Some, like the rhino and the elephant, have been hunted to near extinction.

According to KWS statistics, the estimated elephant population in 1973 was about 167,000.

Wanton poaching decimated these numbers to a historic low of about 18,000 by 1989.

The last 20 years have seen the elephant population reverse the declining trend due to the tremendous efforts of the KWS staff, with elephant numbers now well over 30,000.

But it’s not everywhere where you find 30,000 elephants and slightly over 500 black rhinos existing within the same borders, with a sunny beach an hour’s flight away on its eastern flanks, a Rift Valley straddling its centre and, on its western fringes the source of the great River Nile.

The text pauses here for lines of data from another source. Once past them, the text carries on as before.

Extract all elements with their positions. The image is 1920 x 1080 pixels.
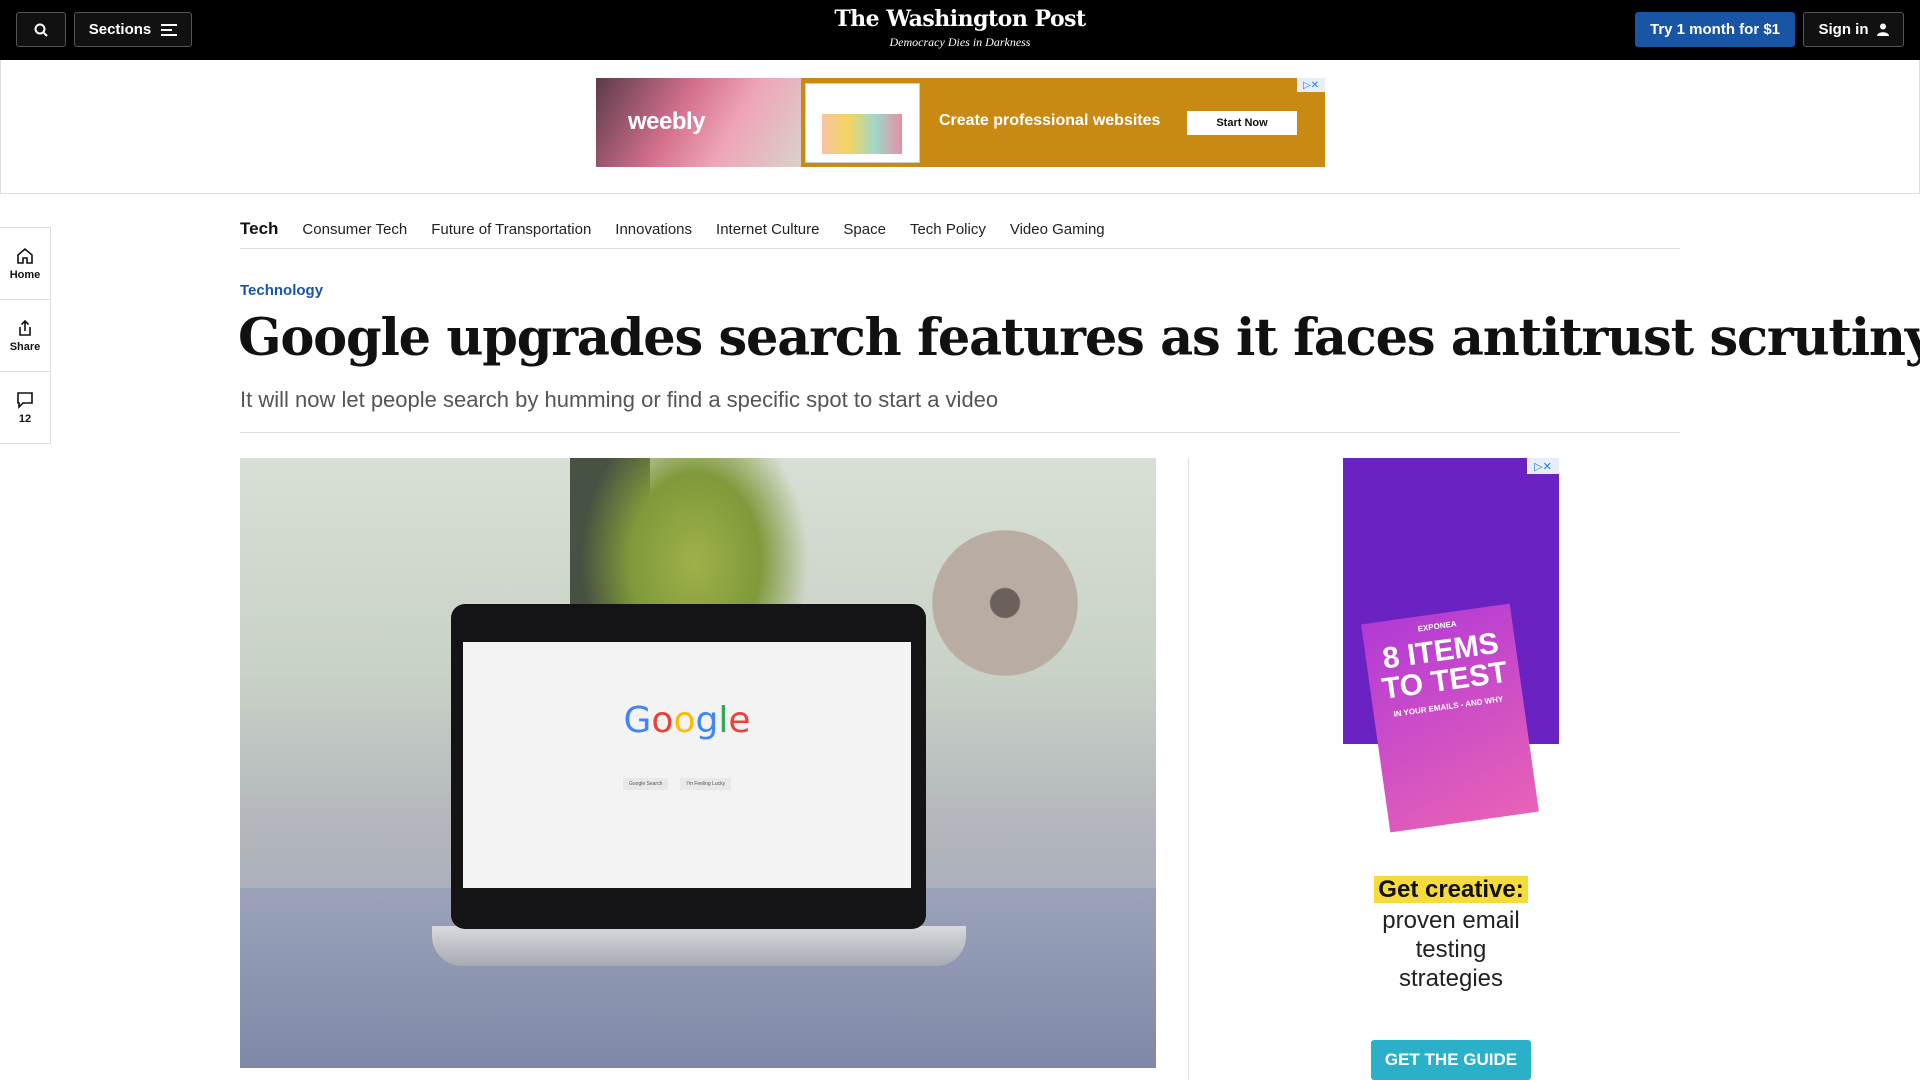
side-ad-headline-text: Get creative:	[1374, 876, 1528, 903]
subnav-item-future-of-transportation[interactable]: Future of Transportation	[431, 221, 591, 238]
laptop-screen: Google Google Search I'm Feeling Lucky	[463, 642, 911, 888]
side-ad-headline: Get creative:	[1343, 876, 1559, 904]
side-ad-choices-icon[interactable]: ▷✕	[1527, 458, 1559, 474]
rail-share-button[interactable]: Share	[0, 300, 50, 372]
ad-brand: weebly	[628, 108, 706, 135]
fan	[920, 518, 1090, 688]
article-dek: It will now let people search by humming…	[240, 387, 999, 412]
article-headline: Google upgrades search features as it fa…	[238, 308, 1920, 368]
side-ad-body: proven email testing strategies	[1382, 907, 1520, 992]
top-ad[interactable]: weebly Create professional websites Star…	[596, 78, 1325, 167]
section-subnav: Tech Consumer Tech Future of Transportat…	[240, 210, 1680, 249]
divider	[240, 432, 1680, 433]
logo-tagline: Democracy Dies in Darkness	[889, 35, 1031, 49]
subnav-section-title[interactable]: Tech	[240, 219, 278, 239]
left-rail: Home Share 12	[0, 227, 51, 444]
laptop-base	[432, 926, 966, 966]
subnav-item-video-gaming[interactable]: Video Gaming	[1010, 221, 1105, 238]
google-buttons: Google Search I'm Feeling Lucky	[623, 778, 732, 790]
subnav-item-tech-policy[interactable]: Tech Policy	[910, 221, 986, 238]
ad-headline: Create professional websites	[939, 112, 1161, 129]
rail-home-label: Home	[9, 268, 41, 281]
rail-comments-button[interactable]: 12	[0, 372, 50, 443]
rail-comments-count: 12	[18, 412, 32, 425]
sign-in-label: Sign in	[1818, 21, 1869, 38]
google-logo: Google	[623, 700, 751, 741]
subscribe-button[interactable]: Try 1 month for $1	[1635, 12, 1795, 47]
rail-share-label: Share	[9, 340, 41, 353]
sign-in-button[interactable]: Sign in	[1803, 12, 1904, 47]
rail-home-button[interactable]: Home	[0, 228, 50, 300]
ad-website-mockup	[805, 83, 920, 163]
user-icon	[1876, 23, 1889, 36]
ad-choices-icon[interactable]: ▷✕	[1297, 78, 1325, 92]
top-ad-container: weebly Create professional websites Star…	[0, 60, 1920, 194]
feeling-lucky-btn: I'm Feeling Lucky	[680, 778, 732, 790]
share-icon	[19, 319, 31, 336]
hero-image[interactable]: Google Google Search I'm Feeling Lucky	[240, 458, 1156, 1068]
comment-icon	[17, 391, 33, 409]
column-divider	[1188, 458, 1189, 1080]
laptop: Google Google Search I'm Feeling Lucky	[451, 604, 926, 929]
subnav-item-innovations[interactable]: Innovations	[615, 221, 692, 238]
side-ad-ebook-cover: EXPONEA 8 ITEMS TO TEST IN YOUR EMAILS -…	[1361, 603, 1539, 833]
side-ad-cta-button[interactable]: GET THE GUIDE	[1371, 1040, 1531, 1080]
subnav-item-space[interactable]: Space	[843, 221, 886, 238]
home-icon	[17, 247, 33, 264]
site-logo[interactable]: The Washington Post Democracy Dies in Da…	[0, 6, 1920, 50]
article-kicker[interactable]: Technology	[240, 282, 323, 299]
subnav-item-internet-culture[interactable]: Internet Culture	[716, 221, 819, 238]
top-bar: Sections The Washington Post Democracy D…	[0, 0, 1920, 60]
google-search-btn: Google Search	[623, 778, 669, 790]
ad-cta-button[interactable]: Start Now	[1187, 111, 1297, 135]
subnav-item-consumer-tech[interactable]: Consumer Tech	[302, 221, 407, 238]
logo-title: The Washington Post	[834, 6, 1086, 32]
side-ad[interactable]: EXPONEA 8 ITEMS TO TEST IN YOUR EMAILS -…	[1343, 458, 1559, 1080]
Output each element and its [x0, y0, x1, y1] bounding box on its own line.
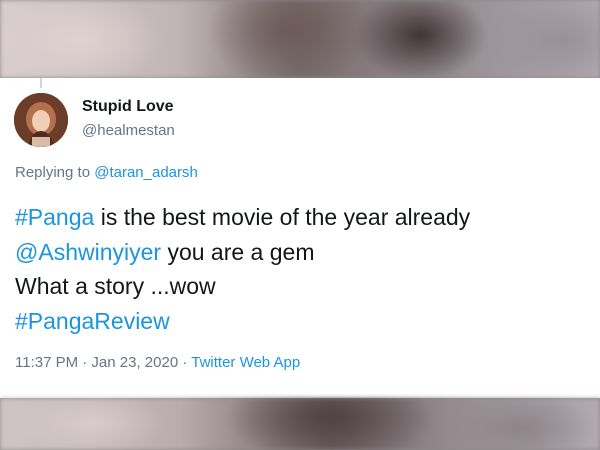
tweet-line-2: @Ashwinyiyer you are a gem: [15, 235, 470, 270]
replying-to: Replying to @taran_adarsh: [15, 164, 198, 181]
avatar[interactable]: [14, 93, 68, 147]
tweet-line-3-text: What a story ...wow: [15, 273, 216, 299]
display-name[interactable]: Stupid Love: [82, 98, 174, 116]
tweet-line-4: #PangaReview: [15, 304, 470, 339]
tweet-meta: 11:37 PM · Jan 23, 2020 · Twitter Web Ap…: [15, 354, 300, 371]
hashtag-pangareview[interactable]: #PangaReview: [15, 308, 170, 334]
tweet-line-2-text: you are a gem: [161, 238, 315, 265]
tweet-timestamp[interactable]: 11:37 PM · Jan 23, 2020 ·: [15, 354, 191, 371]
mention-ashwinyiyer[interactable]: @Ashwinyiyer: [15, 239, 161, 265]
tweet-source-app[interactable]: Twitter Web App: [191, 354, 300, 371]
tweet-text: #Panga is the best movie of the year alr…: [15, 200, 470, 338]
tweet-line-1: #Panga is the best movie of the year alr…: [15, 200, 470, 235]
thread-connector-line: [40, 78, 42, 88]
hashtag-panga[interactable]: #Panga: [15, 204, 94, 230]
blurred-background-top: [0, 0, 600, 78]
tweet-line-1-text: is the best movie of the year already: [94, 204, 471, 230]
replying-to-link[interactable]: @taran_adarsh: [94, 164, 198, 181]
user-handle[interactable]: @healmestan: [82, 122, 175, 139]
tweet-line-3: What a story ...wow: [15, 269, 470, 304]
avatar-image: [14, 93, 68, 147]
replying-prefix: Replying to: [15, 164, 91, 181]
blurred-background-bottom: [0, 398, 600, 450]
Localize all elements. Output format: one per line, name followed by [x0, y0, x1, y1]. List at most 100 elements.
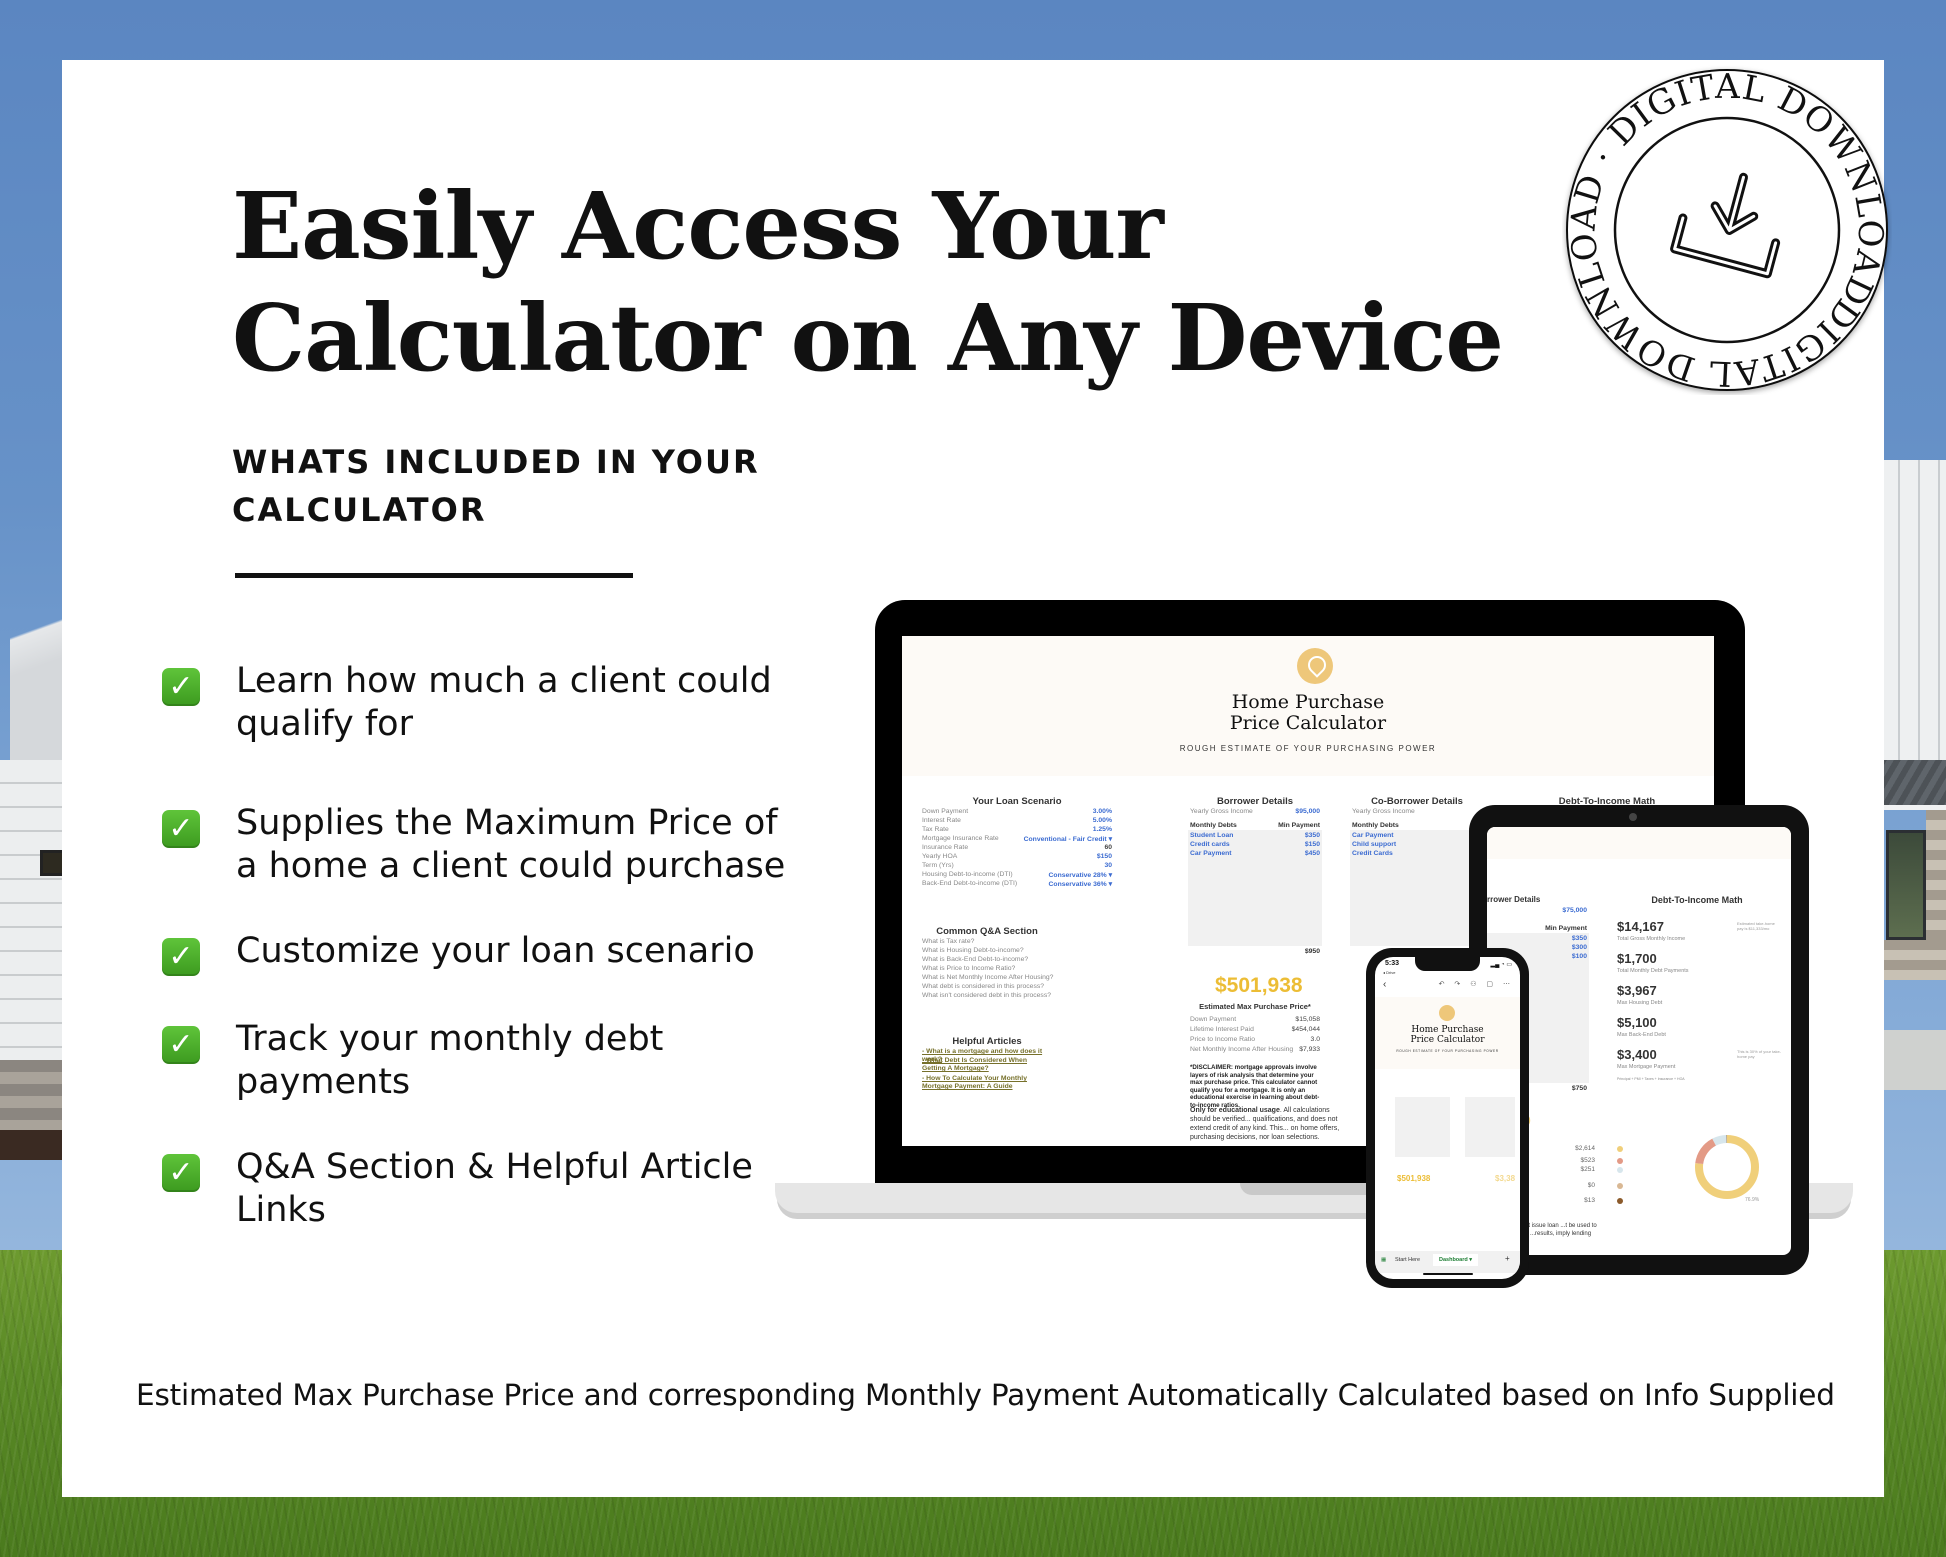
legend-dot-icon [1617, 1183, 1623, 1189]
row-label: Price to Income Ratio [1190, 1036, 1255, 1043]
row-value: $15,058 [1295, 1016, 1320, 1023]
debt-amount[interactable]: $150 [1270, 841, 1320, 848]
disclaimer: *DISCLAIMER: mortgage approvals involve … [1190, 1064, 1320, 1109]
debt-amount[interactable]: $350 [1537, 935, 1587, 942]
feature-item: ✓ Supplies the Maximum Price of a home a… [162, 802, 842, 888]
row-value-input[interactable]: 30 [1104, 862, 1112, 869]
row-value-input[interactable]: $150 [1097, 853, 1112, 860]
bottom-caption: Estimated Max Purchase Price and corresp… [136, 1378, 1835, 1412]
feature-text: Q&A Section & Helpful Article Links [236, 1147, 753, 1230]
max-price-label: Estimated Max Purchase Price* [1199, 1002, 1311, 1011]
feature-item: ✓ Track your monthly debt payments [162, 1018, 842, 1104]
dti-formula: Principal + PMI + Taxes + Insurance + HO… [1617, 1077, 1685, 1081]
row-value-input[interactable]: Conventional - Fair Credit ▾ [1024, 835, 1112, 843]
breakdown-value: $523 [1580, 1157, 1595, 1164]
row-value-input[interactable]: Conservative 28% ▾ [1049, 871, 1112, 879]
phone-max-price: $501,938 [1397, 1174, 1431, 1183]
loan-scenario-row: Housing Debt-to-income (DTI) Conservative… [922, 871, 1112, 879]
row-value-input[interactable]: 5.00% [1093, 817, 1112, 824]
borrower-income-value[interactable]: $95,000 [1295, 808, 1320, 815]
qa-question[interactable]: What debt is considered in this process? [922, 983, 1052, 990]
sheet-header: Home Purchase Price Calculator ROUGH EST… [902, 636, 1714, 776]
qa-question[interactable]: What is Back-End Debt-to-income? [922, 956, 1052, 963]
row-value-input[interactable]: 3.00% [1093, 808, 1112, 815]
dti-label: Max Mortgage Payment [1617, 1064, 1676, 1070]
check-mark-icon: ✓ [162, 1026, 200, 1064]
feature-item: ✓ Customize your loan scenario [162, 930, 842, 976]
loan-scenario-row: Down Payment 3.00% [922, 808, 1112, 815]
article-link[interactable]: - What Debt Is Considered When Getting A… [922, 1057, 1052, 1073]
row-value-input[interactable]: Conservative 36% ▾ [1049, 880, 1112, 888]
row-label: Housing Debt-to-income (DTI) [922, 871, 1013, 878]
toolbar-icons[interactable]: ↶ ↷ ⚇ ▢ ⋯ [1439, 980, 1514, 988]
row-label: Mortgage Insurance Rate [922, 835, 999, 842]
back-arrow-icon[interactable]: ‹ [1383, 979, 1386, 990]
add-sheet-button[interactable]: + [1505, 1254, 1510, 1263]
dti-label: Total Monthly Debt Payments [1617, 968, 1689, 974]
co-borrower-debt-total: $750 [1571, 1085, 1587, 1092]
loan-scenario-row: Insurance Rate 60 [922, 844, 1112, 851]
qa-question[interactable]: What is Tax rate? [922, 938, 1052, 945]
article-link[interactable]: - How To Calculate Your Monthly Mortgage… [922, 1075, 1052, 1091]
sheets-toolbar: ‹ ↶ ↷ ⚇ ▢ ⋯ [1375, 977, 1520, 995]
house-left [0, 520, 70, 1280]
payment-donut-chart [1695, 1135, 1759, 1199]
phone-mockup: 5:33 ◂ Drive ▂▄ ◔ ▭ ‹ ↶ ↷ ⚇ ▢ ⋯ Home Pur… [1366, 948, 1529, 1288]
qa-question[interactable]: What is Housing Debt-to-income? [922, 947, 1052, 954]
feature-text: Learn how much a client could qualify fo… [236, 661, 772, 744]
feature-text: Track your monthly debt payments [236, 1019, 664, 1102]
qa-question[interactable]: What is Net Monthly Income After Housing… [922, 974, 1053, 981]
home-indicator [1423, 1273, 1473, 1275]
row-value-input[interactable]: 1.25% [1093, 826, 1112, 833]
debt-amount[interactable]: $350 [1270, 832, 1320, 839]
qa-question[interactable]: What isn't considered debt in this proce… [922, 992, 1052, 999]
breakdown-value: $0 [1587, 1182, 1595, 1189]
home-pin-icon [1297, 648, 1333, 684]
row-label: Lifetime Interest Paid [1190, 1026, 1254, 1033]
dti-note: Estimated take-home pay is $11,333/mo [1737, 921, 1775, 931]
donut-label: 76.9% [1745, 1197, 1760, 1203]
check-mark-icon: ✓ [162, 810, 200, 848]
row-label: Yearly HOA [922, 853, 958, 860]
loan-scenario-row: Interest Rate 5.00% [922, 817, 1112, 824]
tab-dashboard[interactable]: Dashboard ▾ [1433, 1254, 1479, 1266]
loan-scenario-row: Mortgage Insurance Rate Conventional - Fa… [922, 835, 1112, 843]
dti-value: $1,700 [1617, 951, 1657, 966]
dti-label: Max Housing Debt [1617, 1000, 1663, 1006]
sheets-menu-icon[interactable]: ▦ [1381, 1257, 1386, 1263]
legend-dot-icon [1617, 1167, 1623, 1173]
debt-name[interactable]: Credit cards [1190, 841, 1230, 848]
educational-note: Only for educational usage. All calculat… [1190, 1107, 1340, 1141]
back-to-drive-link[interactable]: ◂ Drive [1383, 970, 1395, 975]
tablet-screen: rrower Details $75,000 Min Payment $350 $… [1487, 827, 1791, 1255]
debt-name[interactable]: Credit Cards [1352, 850, 1393, 857]
debt-amount[interactable]: $450 [1270, 850, 1320, 857]
debt-name[interactable]: Student Loan [1190, 832, 1233, 839]
headline-line-2: Calculator on Any Device [232, 284, 1504, 392]
debt-name[interactable]: Car Payment [1352, 832, 1394, 839]
debt-name[interactable]: Car Payment [1190, 850, 1232, 857]
qa-question[interactable]: What is Price to Income Ratio? [922, 965, 1052, 972]
phone-screen: 5:33 ◂ Drive ▂▄ ◔ ▭ ‹ ↶ ↷ ⚇ ▢ ⋯ Home Pur… [1375, 957, 1520, 1279]
row-label: Back-End Debt-to-income (DTI) [922, 880, 1018, 887]
loan-scenario-row: Term (Yrs) 30 [922, 862, 1112, 869]
row-value-input[interactable]: 60 [1104, 844, 1112, 851]
house-right [1880, 340, 1946, 1100]
loan-scenario-row: Back-End Debt-to-income (DTI) Conservativ… [922, 880, 1112, 888]
breakdown-value: $2,614 [1575, 1145, 1595, 1152]
tab-start-here[interactable]: Start Here [1395, 1257, 1420, 1263]
loan-scenario-title: Your Loan Scenario [972, 796, 1062, 807]
result-row: Lifetime Interest Paid $454,044 [1190, 1026, 1320, 1033]
row-value: 3.0 [1310, 1036, 1320, 1043]
row-label: Down Payment [922, 808, 969, 815]
signal-wifi-battery-icon: ▂▄ ◔ ▭ [1490, 962, 1513, 968]
calculator-subtitle: ROUGH ESTIMATE OF YOUR PURCHASING POWER [1179, 744, 1437, 753]
debt-amount[interactable]: $300 [1537, 944, 1587, 951]
check-mark-icon: ✓ [162, 938, 200, 976]
dti-title: Debt-To-Income Math [1651, 895, 1743, 905]
debt-amount[interactable]: $100 [1537, 953, 1587, 960]
dti-note: This is 30% of your take-home pay [1737, 1049, 1782, 1059]
debt-name[interactable]: Child support [1352, 841, 1396, 848]
feature-item: ✓ Learn how much a client could qualify … [162, 660, 842, 746]
row-label: Term (Yrs) [922, 862, 954, 869]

There is only one country in the world that offers all of the above. Kenya! Pardon me for strumming on this “I love Kenya” guitar, but in the greater scheme of things, we have a heck of a lot on offer and for the most part are not charging anywhere near €300 a night for bed only in the Maasai Mara — neither are we charging usurious cover charges in nondescript restaurants for that matter.

It is a question of choosing between mass tourists who come on cheap holiday packages, never leaving their hotel rooms to purchase items from our domestic curio markets, eat at our restaurants or spend money in our retail outlets, or electing to push for a higher end tourist segment that is willing to pay more thereby creating value for the country by ensuring the tourism industry is a larger source of tax revenues.

This argument can be viewed as simplistic at best and utopian at worst.

But from an East African regional perspective, the other countries have nothing on us when it comes to hospitality, wildlife variety — my sources at KWS say that neither Ethiopia nor Rwanda have rhinos, Uganda has three and Tanzania has 66 — and domestic air travel options.

So let us go back to the drawing board, raise those tourist visa prices and stop wondering what will happen to tourists who quibble about a $50 visa, those are the cheap fellows.

Let us raise our park fees for international tourists and increase the taxes on room rates to get more tax shillings for the country.

Let us begin to look at our wildlife as the scarce commodity that it is, and price ourselves up.